Fünf oder sechs maskierte Männer sprangen aus dem Transporter mit schwarzen Strumpfmasken über den Gesichtern, bedrohten Haneishe und die andern Passagiere im Taxi mit gezogenen Waffen. Sabana war sofort klar, dass es eine Mist-aravim-Gruppe war. Sie befahlen den drei Passagieren, sich sofort auf den Boden zu legen, Haneishe stieg – nach Aussage von Sabana - mit erhobenen Händen aus dem Wagen.  Er habe dann  seinen Ausweis  aus der Tasche holen wollen. Er versuchte nicht zu fliehen. Die maskierten Männer hätten sofort auf Haneishes Kniee geschossen. Er fiel verletzt auf die Straße.

 

Danach zogen die Männer den verletzten Haneishe auf die andere Straßenseite. Alles geschah sehr schnell. Nach wenigen Sekunden hörte Sabana Schüsse. Die Soldaten erlaubten den auf dem Boden liegenden Passagieren nicht, ihren Kopf zu heben. Sabana behauptet noch, sie hätten einem von ihnen gegen den Kopf gestoßen. Aber aus dem Augenwinkel heraus sah Sabana wie Haneishe am Straßenrand lag, den Körper von Kugeln durchlöchert. Er wurde nach Zeugenausagen aus nächster Nähe erschossen, nachdem man ihm schon  in die Beine geschossen hatte.

 

Die maskierten Männer kehrten zu ihrem Wagen zurück und befahlen den drei geschockten Passagieren, auch in ihren Wagen zu steigen. Salana sagt, dass  ihm die wenigen Sekunden auf dem Boden  wie eine Ewigkeit vorgekommen seien und nachdem er die Schüsse  gehört, auch damit gerechnet habe,  erschossen zu werden. Einer der Männer sagte später im Wagen: „Ihr habt euer Leben als Geschenk zurückbekommen“. Unter sich hätten diese Männer hebräisch gesprochen. Sie fuhren dann auf einer Nebenstraße zur Arrabe-Kreuzung, wo sie aussteigen sollten. …

 

In dieser Woche sagte ein IDF-Sprecher auf Fragen von Haaretz: die hier erwähnten Behauptungen stimmten nicht. Am 17. April identifizierte eine Spezialtruppe der Grenzpolizei Ashraf Haneische südlich von Jenin. Er  sei ein ranghohes gesuchtes Mitglied des islamischen Jihad gewesen. Während der versuchten Verhaftung habe Haneishe eine Waffe gezogen und  auf die Soldaten gezielt, die dann auf ihn schossen und ihn töteten. Haneishe habe der islamischen Infrastruktur im nördlichen Shomrom geholfen. Diese Infrastruktur, die kürzlich  Selbstmordattentate innerhalb Israels auszuführen versuchte, arbeite mit den oberen Befehlsrängen der Organisation in Syrien zusammen. Diese Befehlsränge seien mit der Organisation und dem Management der Terrorinfrastruktur und der Geldbeschaffung beschäftigt …Haneishe sei einer von denen gewesen, die das Geld zwischen syrischen Kommandeuren und den lokalen Aktivisten transferiert habe…----

Auf mehreren Handys und auf einer Videokamera sieht man den toten Ashraf im Wagen, der den Toten zum Krankenhaus brachte; man kann das Loch im Kopf und in der Brust sehen…

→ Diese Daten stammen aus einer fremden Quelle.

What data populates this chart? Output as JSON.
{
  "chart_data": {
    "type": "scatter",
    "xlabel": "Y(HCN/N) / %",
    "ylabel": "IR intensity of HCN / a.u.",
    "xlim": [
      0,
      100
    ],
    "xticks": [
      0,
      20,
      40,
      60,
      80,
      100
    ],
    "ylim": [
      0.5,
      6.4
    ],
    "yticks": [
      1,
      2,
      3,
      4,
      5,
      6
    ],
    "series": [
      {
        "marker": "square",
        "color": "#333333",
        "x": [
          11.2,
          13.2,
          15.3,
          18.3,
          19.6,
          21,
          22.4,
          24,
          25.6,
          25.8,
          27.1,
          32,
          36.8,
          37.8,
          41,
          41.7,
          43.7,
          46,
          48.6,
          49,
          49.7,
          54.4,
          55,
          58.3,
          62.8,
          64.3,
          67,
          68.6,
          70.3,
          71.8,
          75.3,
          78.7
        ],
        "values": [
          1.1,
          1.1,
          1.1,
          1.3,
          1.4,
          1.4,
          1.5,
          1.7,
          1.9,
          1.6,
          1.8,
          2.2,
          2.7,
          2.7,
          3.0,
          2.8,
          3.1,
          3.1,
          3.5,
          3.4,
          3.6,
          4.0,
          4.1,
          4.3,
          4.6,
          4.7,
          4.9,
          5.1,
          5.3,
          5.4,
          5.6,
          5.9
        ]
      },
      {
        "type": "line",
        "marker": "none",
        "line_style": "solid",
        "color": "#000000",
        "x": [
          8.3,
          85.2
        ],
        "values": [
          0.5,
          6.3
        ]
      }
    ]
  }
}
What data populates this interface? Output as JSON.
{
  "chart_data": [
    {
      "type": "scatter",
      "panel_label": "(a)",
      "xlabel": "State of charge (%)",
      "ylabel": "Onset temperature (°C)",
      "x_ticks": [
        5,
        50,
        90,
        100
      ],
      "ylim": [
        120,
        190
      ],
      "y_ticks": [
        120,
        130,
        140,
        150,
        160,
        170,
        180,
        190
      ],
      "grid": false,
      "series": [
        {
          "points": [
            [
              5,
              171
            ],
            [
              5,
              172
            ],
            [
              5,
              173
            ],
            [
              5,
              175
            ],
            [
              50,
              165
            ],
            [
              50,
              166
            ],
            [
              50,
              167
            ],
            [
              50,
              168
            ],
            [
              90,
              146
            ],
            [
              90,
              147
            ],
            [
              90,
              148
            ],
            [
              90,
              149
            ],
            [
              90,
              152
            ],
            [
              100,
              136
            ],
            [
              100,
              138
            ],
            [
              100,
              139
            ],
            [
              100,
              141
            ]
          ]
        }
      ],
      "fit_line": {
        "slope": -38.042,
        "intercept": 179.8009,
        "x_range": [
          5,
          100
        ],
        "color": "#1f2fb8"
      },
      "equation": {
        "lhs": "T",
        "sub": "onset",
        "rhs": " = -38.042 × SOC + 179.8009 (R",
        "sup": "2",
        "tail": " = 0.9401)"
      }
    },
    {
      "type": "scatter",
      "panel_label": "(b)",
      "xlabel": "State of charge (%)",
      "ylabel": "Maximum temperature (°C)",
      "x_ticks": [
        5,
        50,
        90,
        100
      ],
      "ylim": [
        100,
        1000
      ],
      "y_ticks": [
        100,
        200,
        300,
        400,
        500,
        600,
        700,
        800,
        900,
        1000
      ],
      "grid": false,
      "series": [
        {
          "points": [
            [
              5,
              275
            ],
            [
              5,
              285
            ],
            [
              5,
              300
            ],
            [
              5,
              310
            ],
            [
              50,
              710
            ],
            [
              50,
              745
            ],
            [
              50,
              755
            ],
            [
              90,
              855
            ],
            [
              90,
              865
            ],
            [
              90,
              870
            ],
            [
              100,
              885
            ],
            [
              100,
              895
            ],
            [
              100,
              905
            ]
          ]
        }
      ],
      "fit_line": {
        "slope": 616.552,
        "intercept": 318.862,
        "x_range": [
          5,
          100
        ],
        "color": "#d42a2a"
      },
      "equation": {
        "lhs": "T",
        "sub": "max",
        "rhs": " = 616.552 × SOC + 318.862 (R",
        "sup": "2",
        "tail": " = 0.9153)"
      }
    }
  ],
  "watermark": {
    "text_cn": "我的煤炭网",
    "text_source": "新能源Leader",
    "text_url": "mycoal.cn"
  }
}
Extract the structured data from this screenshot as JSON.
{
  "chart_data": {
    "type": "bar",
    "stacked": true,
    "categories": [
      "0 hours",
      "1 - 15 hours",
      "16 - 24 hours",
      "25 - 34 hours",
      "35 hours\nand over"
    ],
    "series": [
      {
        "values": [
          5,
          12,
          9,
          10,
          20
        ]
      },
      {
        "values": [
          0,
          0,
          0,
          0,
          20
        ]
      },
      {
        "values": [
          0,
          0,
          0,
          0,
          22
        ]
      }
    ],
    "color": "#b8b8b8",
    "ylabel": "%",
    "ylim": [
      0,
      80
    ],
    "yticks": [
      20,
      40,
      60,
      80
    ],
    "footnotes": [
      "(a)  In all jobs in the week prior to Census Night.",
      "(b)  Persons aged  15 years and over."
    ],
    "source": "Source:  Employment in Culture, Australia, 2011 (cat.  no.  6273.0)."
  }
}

„Warum töteten sie ihn  einfach so – den Vater von zwei Töchtern?“ flüstert Bassam. „einen Taxifahrer, wie konnte er plötzlich eine Waffe bei sich haben? Wer wird schon mit einem bewaffneten Taxifahrer fahren wollen?“

 

Der trauernde Vater, Shahada Haneishe, kann nichts  mehr empfinden. Einen Augenblick lang, habe ich das Gefühl, er bricht zusammen. Mit Schaum vor dem Mund schreit er: „Sie töteten ihn nur, weil er ein Palästinenser ist  - ohne einen Grund --- ohne einen Grund.“

 

(dt. und gekürzt: Ellen Rohlfs – nach den Behauptungen der IDF könnten die Aussagen eines Gefolterten dahinter stecken, der schließlich einen Namen nannte, ER)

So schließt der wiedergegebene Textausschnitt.